Did the missionaries give us any names for our signs? There’s Mission Street, of course, and many other uses of the name Mission. The names of the missionaries themselves have been oddly neglected here. When I was a kid, every fourth-grader learned about the saintly Father Serra (his reputation was tarnished somewhat by later studies). Serra never made it to Santa Cruz, however, so there’s no big statue like the one on Hwy 280. Lasuén, the successor, founded as many missions as Serra, but is not as well known. Still, other mission towns have streets and schools named for him, but not Santa Cruz. The Santa Barbara and Carmel missions have prominently-displayed statues of their founder, but when I finally discovered that Santa Cruz also has a statue, it was hidden in the enclosed garden behind the mission museum. As I approached, I could see that it’s the same bronze statue as the one at Santa Barbara. Makes sense, I thought - both missions were founded by Lasuén, so save a little money by using the same casting. But wait – the name plate on our statue says it’s Junípero Serra, “founder of the California missions”!
Lasuén’s successors at Mission Santa Cruz are even more thoroughly forgotten. One of them, Andres Quintana, achieved some notoriety in 1812 by becoming the first California missionary to be murdered by neophytes, and the subject of the first autopsy performed in California. Allegedly, Quintana was killed because he used torture to discipline the native laborers. That’s not a good way to get a statue in the park, but we do have a two-block-long Quintana Street in the flats below the bluff, in the area of the original mission.

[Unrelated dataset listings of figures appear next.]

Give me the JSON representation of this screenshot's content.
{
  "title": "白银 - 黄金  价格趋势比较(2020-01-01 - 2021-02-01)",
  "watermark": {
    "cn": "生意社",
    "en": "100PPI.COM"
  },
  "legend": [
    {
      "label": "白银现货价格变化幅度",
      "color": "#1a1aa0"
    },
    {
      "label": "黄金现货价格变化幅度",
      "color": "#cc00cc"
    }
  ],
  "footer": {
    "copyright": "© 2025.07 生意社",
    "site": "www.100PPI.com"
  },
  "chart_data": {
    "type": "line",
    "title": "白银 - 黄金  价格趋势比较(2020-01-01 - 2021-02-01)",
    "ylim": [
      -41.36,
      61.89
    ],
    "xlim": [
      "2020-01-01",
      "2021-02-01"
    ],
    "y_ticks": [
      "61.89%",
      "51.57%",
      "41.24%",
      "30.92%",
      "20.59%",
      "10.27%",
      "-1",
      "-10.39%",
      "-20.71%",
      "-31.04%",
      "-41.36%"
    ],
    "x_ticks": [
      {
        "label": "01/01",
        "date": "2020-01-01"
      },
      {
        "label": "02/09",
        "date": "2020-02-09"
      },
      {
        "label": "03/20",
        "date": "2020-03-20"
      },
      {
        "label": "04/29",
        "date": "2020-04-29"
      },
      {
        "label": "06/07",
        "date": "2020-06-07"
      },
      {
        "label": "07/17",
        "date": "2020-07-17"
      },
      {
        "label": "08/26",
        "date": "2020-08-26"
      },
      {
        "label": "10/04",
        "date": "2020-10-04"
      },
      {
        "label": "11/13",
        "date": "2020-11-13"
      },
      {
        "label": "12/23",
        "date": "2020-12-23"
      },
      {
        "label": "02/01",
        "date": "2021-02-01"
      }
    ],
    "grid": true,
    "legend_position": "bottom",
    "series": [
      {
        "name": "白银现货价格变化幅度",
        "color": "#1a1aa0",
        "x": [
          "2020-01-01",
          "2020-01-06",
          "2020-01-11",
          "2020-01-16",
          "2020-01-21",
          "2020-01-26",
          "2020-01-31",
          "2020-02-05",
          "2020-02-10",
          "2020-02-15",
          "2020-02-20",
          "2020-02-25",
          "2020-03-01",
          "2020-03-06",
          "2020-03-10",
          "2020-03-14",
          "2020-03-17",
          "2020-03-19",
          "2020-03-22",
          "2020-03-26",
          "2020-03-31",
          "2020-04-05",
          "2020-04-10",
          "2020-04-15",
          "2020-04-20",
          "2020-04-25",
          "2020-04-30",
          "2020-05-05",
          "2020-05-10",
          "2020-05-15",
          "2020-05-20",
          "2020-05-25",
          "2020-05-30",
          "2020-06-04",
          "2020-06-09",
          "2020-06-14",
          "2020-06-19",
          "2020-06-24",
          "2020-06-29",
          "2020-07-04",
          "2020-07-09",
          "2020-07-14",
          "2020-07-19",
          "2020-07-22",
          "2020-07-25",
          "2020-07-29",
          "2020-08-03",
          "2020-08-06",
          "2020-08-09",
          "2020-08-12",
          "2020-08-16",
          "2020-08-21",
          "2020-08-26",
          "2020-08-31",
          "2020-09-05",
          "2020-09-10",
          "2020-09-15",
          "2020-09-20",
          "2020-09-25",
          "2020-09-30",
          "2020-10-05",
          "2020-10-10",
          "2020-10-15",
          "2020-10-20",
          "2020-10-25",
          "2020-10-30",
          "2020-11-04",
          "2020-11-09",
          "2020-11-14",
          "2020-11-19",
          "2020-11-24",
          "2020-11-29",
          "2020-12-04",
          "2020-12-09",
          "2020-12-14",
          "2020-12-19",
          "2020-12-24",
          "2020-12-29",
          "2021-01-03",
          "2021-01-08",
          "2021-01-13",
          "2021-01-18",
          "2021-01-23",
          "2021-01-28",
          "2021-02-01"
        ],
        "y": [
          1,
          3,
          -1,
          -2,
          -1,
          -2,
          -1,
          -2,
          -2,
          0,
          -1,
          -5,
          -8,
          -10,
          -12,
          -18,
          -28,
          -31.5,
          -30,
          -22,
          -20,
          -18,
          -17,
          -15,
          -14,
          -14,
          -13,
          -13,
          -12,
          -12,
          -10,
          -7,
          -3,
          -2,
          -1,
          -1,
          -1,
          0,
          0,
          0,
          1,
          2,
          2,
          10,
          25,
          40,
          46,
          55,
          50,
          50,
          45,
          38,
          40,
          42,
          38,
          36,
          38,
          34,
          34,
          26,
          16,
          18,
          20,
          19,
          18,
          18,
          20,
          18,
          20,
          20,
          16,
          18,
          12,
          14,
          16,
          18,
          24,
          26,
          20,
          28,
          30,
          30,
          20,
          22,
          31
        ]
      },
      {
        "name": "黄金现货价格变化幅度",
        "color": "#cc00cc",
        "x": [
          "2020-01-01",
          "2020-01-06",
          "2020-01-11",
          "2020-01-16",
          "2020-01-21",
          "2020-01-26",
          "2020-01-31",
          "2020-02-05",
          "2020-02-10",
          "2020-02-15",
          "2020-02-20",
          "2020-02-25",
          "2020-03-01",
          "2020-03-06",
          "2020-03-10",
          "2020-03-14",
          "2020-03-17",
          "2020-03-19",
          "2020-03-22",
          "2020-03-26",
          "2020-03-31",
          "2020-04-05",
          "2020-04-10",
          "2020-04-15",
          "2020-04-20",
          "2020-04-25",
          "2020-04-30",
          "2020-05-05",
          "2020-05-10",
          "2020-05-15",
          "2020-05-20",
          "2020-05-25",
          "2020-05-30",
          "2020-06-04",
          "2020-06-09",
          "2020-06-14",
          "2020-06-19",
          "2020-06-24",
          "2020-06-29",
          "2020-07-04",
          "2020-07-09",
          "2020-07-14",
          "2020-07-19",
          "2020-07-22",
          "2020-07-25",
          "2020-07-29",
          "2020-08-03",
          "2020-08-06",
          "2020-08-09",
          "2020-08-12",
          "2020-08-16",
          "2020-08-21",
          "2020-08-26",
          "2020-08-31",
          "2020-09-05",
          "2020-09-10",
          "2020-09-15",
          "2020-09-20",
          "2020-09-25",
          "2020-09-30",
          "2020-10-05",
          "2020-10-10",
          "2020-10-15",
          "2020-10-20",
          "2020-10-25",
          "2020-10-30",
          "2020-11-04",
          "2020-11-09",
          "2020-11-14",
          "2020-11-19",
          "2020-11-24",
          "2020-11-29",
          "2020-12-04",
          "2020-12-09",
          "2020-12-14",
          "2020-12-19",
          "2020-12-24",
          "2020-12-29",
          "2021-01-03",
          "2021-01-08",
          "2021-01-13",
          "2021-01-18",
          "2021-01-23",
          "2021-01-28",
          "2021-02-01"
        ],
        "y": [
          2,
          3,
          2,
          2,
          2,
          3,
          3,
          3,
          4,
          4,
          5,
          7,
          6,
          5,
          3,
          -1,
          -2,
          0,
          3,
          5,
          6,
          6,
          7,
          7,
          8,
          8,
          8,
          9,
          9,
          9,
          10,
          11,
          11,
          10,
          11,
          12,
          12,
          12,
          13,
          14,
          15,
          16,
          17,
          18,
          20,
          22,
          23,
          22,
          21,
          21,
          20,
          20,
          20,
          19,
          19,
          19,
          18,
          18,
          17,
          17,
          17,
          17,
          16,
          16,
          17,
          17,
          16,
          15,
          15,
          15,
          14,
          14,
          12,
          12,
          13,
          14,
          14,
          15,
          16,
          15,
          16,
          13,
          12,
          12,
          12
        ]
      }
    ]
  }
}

It runs next to the railroad tracks, well hidden off of River Street.
Another possible reason for the neglect of the Santa Cruz missionaries was the perceived failure of the mission, relative to others around the state. Some of the missions managed to hold on to quite a bit of their land after secularization, and again when California statehood nullified many of the Mexican land grants after 1850. The Santa Cruz parish only retained a slice of hill north of High Street, the bluff and the flats below. Another of the reasons for the mission’s failure was the arrival of a new group of Spaniards in Santa Cruz. They formed another unique part of our history - the pueblo named Branciforte.
Sources:
* Torchiana, H. A. C. (1933). Story of the mission Santa Cruz. San Francisco, Calif: P. Elder and Co.